Enquanto trabalhadores lutam por vira voto, governo dá R$3bi para passar reforma

Deputado que votar sim, não volta. Esse foi o recado de trabalhadores do setor público e privado que participaram hoje de atividades de pressão ao longo do dia em defesa do direito a aposentadoria e contra a reforma da Previdência. Pela manhã, no aeroporto de Brasília, os parlamentares que terminavam de chegar do recesso foram recebidos com faixas e cartazes que expunham os nomes dos 379 deputados e deputadas que disseram sim ao fim do direito a aposentadoria dos brasileiros. Isso é o que centenas de especialistas alertam que ocorrerá na prática caso as novas regras previstas no texto-base que segue para votação em 2o turno na Câmara dos Deputados passarem como está.
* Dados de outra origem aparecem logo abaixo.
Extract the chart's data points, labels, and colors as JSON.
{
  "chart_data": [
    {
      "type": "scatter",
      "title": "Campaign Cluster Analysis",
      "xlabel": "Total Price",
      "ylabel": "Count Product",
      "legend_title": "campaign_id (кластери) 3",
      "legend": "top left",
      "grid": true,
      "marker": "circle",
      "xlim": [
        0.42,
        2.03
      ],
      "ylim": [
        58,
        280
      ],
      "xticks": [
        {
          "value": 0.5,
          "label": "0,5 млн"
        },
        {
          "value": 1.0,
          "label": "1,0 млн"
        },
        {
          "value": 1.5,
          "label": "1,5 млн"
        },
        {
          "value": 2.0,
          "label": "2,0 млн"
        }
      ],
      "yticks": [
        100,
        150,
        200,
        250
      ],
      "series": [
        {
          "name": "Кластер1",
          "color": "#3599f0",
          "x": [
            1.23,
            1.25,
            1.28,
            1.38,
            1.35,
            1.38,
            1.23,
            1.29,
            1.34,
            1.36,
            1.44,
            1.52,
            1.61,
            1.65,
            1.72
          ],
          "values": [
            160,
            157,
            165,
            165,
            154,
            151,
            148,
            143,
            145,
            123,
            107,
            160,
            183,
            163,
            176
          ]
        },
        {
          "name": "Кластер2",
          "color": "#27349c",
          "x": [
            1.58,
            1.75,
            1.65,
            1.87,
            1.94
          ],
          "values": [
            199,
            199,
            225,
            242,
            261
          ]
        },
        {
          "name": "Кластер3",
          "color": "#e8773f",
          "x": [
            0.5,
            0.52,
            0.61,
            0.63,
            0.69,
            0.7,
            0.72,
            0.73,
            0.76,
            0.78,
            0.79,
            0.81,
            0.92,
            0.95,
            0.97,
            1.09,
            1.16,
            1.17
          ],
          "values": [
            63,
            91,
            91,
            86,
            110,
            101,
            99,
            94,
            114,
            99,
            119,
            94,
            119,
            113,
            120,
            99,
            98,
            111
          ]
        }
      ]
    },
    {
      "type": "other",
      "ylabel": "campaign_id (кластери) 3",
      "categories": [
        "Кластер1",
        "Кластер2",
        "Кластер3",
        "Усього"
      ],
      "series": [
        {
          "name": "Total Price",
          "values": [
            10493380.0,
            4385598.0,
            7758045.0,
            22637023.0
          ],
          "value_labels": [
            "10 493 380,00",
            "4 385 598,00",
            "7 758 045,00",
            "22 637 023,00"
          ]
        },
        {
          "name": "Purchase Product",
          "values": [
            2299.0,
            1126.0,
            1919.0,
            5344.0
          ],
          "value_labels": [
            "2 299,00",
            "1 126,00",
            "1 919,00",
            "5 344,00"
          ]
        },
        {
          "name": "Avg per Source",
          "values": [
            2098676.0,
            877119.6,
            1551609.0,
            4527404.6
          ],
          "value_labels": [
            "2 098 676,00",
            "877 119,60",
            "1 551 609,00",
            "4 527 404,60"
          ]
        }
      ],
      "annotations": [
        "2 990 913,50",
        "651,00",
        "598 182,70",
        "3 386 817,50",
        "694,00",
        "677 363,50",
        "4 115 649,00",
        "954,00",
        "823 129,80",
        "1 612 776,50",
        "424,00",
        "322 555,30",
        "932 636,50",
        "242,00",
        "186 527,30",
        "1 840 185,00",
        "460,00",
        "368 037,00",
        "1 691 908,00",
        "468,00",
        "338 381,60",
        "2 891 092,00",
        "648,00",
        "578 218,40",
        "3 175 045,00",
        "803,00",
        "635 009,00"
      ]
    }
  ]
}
No anexo II da Câmara, entidades se uniram para pressionar parlamentares e panfletar em defesa do direito à aposentadoria. Do lado de dentro, as negociações envolvendo liberação de emendas seguiram avançando. A Casa Civil enviou mensagem presidencial ao Congresso pedindo a liberação de crédito extra num valor superior a R$ 3 bilhões. “O jogo é pesado e envolve muito dinheiro para arrancar o direito sagrado de milhões e milhões de trabalhadores e trabalhadoras do País”, observa o secretário-geral da Condsef/Fenadsef, Sérgio Ronaldo da Silva. “Mas vamos investir nossas forças e pressão no trabalho de denunciar aqueles que votarem contra os interesses e direitos do povo”, reforçou. 

Em declarações ao longo do dia, o ministro da Casa Civil, Onyx Lorenzoni, o presidente da Câmara, Rodrigo Maia, e outros interlocutores do governo tem demonstrado confiança na aprovação rápida do texto-base em 2o turno. Membros da bancada de oposição, por sua vez, divulgaram que possuem ao menos nove destaques para apresentar. “Vamos tentar reduzir os danos na proposta neste segundo turno”, disse a líder da Minoria, deputada Jandira Feghali. Entre os destaques estão modificações no valor da pensão das mulheres e a alteração nas regras de transição para servidores públicos. O tempo de contribuição que pela reforma exige 40 anos para quem quer se aposentar integralmente também é alvo para mudanças.

Força Tarefa

Nessa quarta-feira o trabalho de pressão dos trabalhadores continua. A Condsef/Fenadsef vai estar na Câmara dos Deputados em conjunto com outras entidades. O objetivo é visitar cada gabinete com representantes de todos os estados levando dados e documentos que reforçam as perversidades contidas na reforma da Previdência.